In general there is probably something to work on and think about. Maybe something will come out of yourdata.
There are a lot of different settings in the program, I just don't fully understand how to work with them.
I'm just studying the functionality myself since yesterday ))
And your dataset just happened to come up, to study the functionality, well, maybe something will come out of your data.
I don't quite understand what you mean by automatic feature builder?
Auto search for features themselves, or auto search for relations between existing features?
In these examples, all possible relationships between variables have been set automatically.
Although you can disable them, or set specific variables for the relationship.
No, that' s not what I meant.
I meant that I trained xgboost on other features to get akurasi 0.83 on new data.
Constructed the traits from OHLC and another indicator
according to the principle
O[i] - H[i-1]
L[i-5]-indic[i-10]
........
....
..
and so all possible combinations (all with all).
I got about 10,000 traits.
300 of them useful.
the model gave 0.83 on the new data.
===========
I don't quite understand what you mean by an automatic feature builder?
I want to automate the above described so that the computer itself constructs features, and then there will be not 10k features to choose from, but a billion for example....
Auto search for the features themselves, or auto search for dependencies between the available features?

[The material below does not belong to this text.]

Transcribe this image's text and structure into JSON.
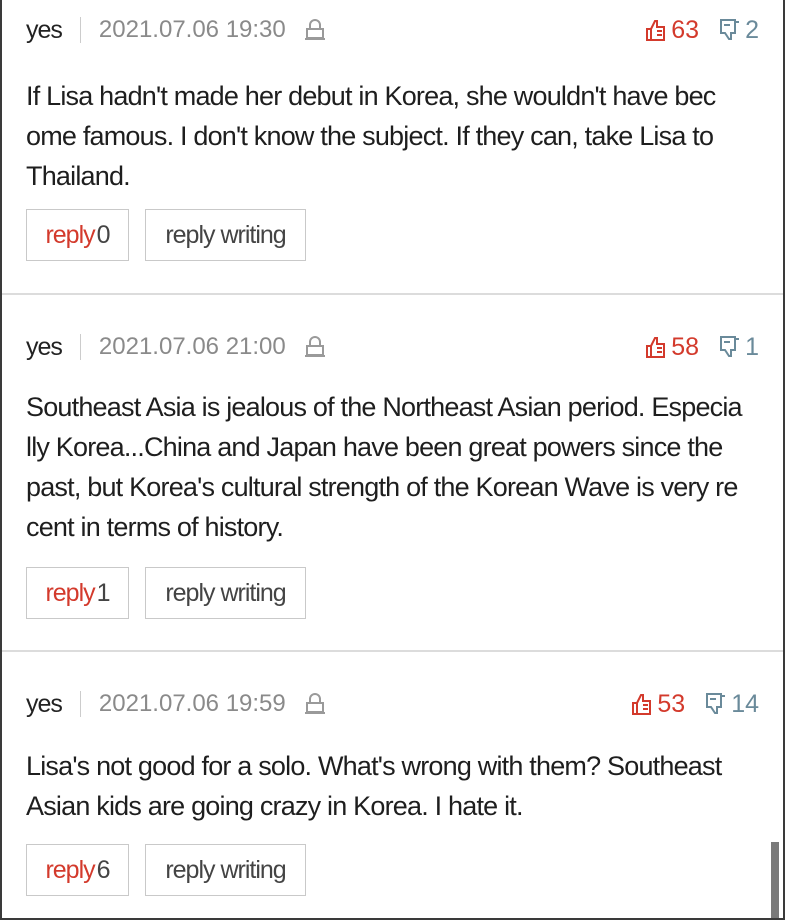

automatic creation/construction of features ---> testing for suitability ---> selection of the best ones ---> possibly mutation of the best ones in search of even better ones ....
And it's all automatic.
Based on MSUA, if you've read it... but only based on it....
There are a lot of different settings in the prog, I just don't fully understand how to work with them.
I'm just studying the functionality myself since yesterday ))
And your dataset just by the way, to study the functionality, well, maybe something and squeeze out of your data.
What is this programme?
readgeometric probability
He's a real stump, clinging to every word.
You have total cognitive dystrophy, how can you even argue about anything?